Kinetics of hydroxyapatite precipitation at pH 7.4 to 8.4

The rate of hydroxyapatite (HAP) precipitation was studied using a reproducible seeded growth technique under pH stat conditions. Thirty different experiments were performed at initial Ca²⁺ and PO₄^3- concentrations ranging from 0.37-0.86 and 0.29-1.0 mmol L^-1, respectively, ionic strengths from 0.015-0.043 mol L^-1, HAP seed concentrations from 7.1-28.4 m² L^-1, temperatures from 10-40°C, and pH from 7.4 to 8.4. Initial rates expressed as mole HAP L^-1 s^-1 were used to test several empirical rate equations and derive a rate equation based on experimentally determined reaction orders.

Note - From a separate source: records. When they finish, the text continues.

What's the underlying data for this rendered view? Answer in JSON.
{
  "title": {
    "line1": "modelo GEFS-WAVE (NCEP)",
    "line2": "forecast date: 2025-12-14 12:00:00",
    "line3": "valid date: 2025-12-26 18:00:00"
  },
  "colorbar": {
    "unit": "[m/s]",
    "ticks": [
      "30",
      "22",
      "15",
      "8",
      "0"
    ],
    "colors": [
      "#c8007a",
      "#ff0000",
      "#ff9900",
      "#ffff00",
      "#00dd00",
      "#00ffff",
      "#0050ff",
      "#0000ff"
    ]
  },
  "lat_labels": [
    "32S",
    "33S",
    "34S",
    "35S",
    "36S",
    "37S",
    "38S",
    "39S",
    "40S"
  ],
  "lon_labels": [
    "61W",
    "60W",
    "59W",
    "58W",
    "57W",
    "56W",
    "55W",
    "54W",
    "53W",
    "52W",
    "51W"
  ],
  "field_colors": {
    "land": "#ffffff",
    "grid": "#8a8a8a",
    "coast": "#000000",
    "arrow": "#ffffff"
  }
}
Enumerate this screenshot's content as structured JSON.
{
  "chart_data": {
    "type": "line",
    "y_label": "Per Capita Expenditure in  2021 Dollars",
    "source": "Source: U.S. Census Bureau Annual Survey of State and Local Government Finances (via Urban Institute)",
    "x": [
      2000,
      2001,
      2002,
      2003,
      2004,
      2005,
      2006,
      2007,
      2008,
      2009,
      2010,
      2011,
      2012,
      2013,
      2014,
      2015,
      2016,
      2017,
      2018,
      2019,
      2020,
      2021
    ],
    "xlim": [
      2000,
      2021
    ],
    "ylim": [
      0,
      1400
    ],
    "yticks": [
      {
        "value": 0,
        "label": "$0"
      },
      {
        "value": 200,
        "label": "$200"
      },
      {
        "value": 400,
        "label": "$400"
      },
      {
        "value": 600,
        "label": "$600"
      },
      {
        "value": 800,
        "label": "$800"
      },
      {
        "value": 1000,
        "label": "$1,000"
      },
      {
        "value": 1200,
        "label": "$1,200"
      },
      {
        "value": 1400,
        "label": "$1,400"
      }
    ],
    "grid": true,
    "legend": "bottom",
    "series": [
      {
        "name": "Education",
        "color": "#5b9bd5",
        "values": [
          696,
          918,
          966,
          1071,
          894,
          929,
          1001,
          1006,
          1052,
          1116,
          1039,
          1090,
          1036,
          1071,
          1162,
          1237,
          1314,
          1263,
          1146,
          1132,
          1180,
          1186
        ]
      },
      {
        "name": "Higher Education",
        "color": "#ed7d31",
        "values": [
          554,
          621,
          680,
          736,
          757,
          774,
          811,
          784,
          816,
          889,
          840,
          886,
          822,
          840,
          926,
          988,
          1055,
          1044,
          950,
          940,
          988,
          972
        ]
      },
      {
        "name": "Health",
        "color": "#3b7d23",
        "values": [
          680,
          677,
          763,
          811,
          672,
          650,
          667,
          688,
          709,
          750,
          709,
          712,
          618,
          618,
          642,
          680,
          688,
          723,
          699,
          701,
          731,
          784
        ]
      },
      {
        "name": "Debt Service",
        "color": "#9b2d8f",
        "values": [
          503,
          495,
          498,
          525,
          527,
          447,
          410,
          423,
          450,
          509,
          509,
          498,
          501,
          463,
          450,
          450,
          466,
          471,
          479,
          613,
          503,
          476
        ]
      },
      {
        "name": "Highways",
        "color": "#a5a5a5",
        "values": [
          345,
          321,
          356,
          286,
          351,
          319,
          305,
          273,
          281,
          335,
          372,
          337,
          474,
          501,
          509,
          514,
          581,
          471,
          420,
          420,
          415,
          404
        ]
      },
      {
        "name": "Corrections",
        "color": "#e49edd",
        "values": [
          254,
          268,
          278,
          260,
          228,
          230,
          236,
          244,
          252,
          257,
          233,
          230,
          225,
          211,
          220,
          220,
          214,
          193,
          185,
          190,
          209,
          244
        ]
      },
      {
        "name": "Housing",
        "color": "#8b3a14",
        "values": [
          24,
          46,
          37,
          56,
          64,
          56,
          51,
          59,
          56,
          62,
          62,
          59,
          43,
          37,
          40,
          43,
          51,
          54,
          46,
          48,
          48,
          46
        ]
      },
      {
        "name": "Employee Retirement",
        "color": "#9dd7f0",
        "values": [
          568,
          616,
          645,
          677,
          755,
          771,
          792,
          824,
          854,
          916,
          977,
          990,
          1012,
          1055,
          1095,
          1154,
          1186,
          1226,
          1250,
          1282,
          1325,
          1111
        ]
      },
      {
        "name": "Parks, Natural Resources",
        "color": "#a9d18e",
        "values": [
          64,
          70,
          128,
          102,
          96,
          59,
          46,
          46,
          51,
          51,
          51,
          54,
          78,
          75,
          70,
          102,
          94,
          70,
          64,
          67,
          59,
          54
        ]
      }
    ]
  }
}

The rate equation: R = k_fsγ₂γ₃[Ca²⁺][PO₄^3-], where R = rate of HAP precipitation (mol HAP L^-1 s^-1), k_f = rate constant (L² mol^-1 m^-2 s^-1), γ₂ and γ₃ = divalent and trivalent ion activity coefficients, s = surface area (m² L^-1), and brackets = concentrations of Ca²⁺ and PO₄^3- (mol L^-1), was derived based on the reaction orders with respect to S, [Ca²⁺] and [PO₄^3-]. The equation was also verified using the integral method, and the average value for the precipitation rate constant was 173 ± 11 L² mol^-1 m^-2 s^-1. The Arrhenius activation energy was 186 ± 15 kJ mol^-1, indicative of a surface controlled precipitation mechanism. We speculate that the rate limiting steps include migration of surface Ca²⁺ and HPO₄^2- into lattice vacancies, with subsequent dehydration and incorporation into the crystal lattice.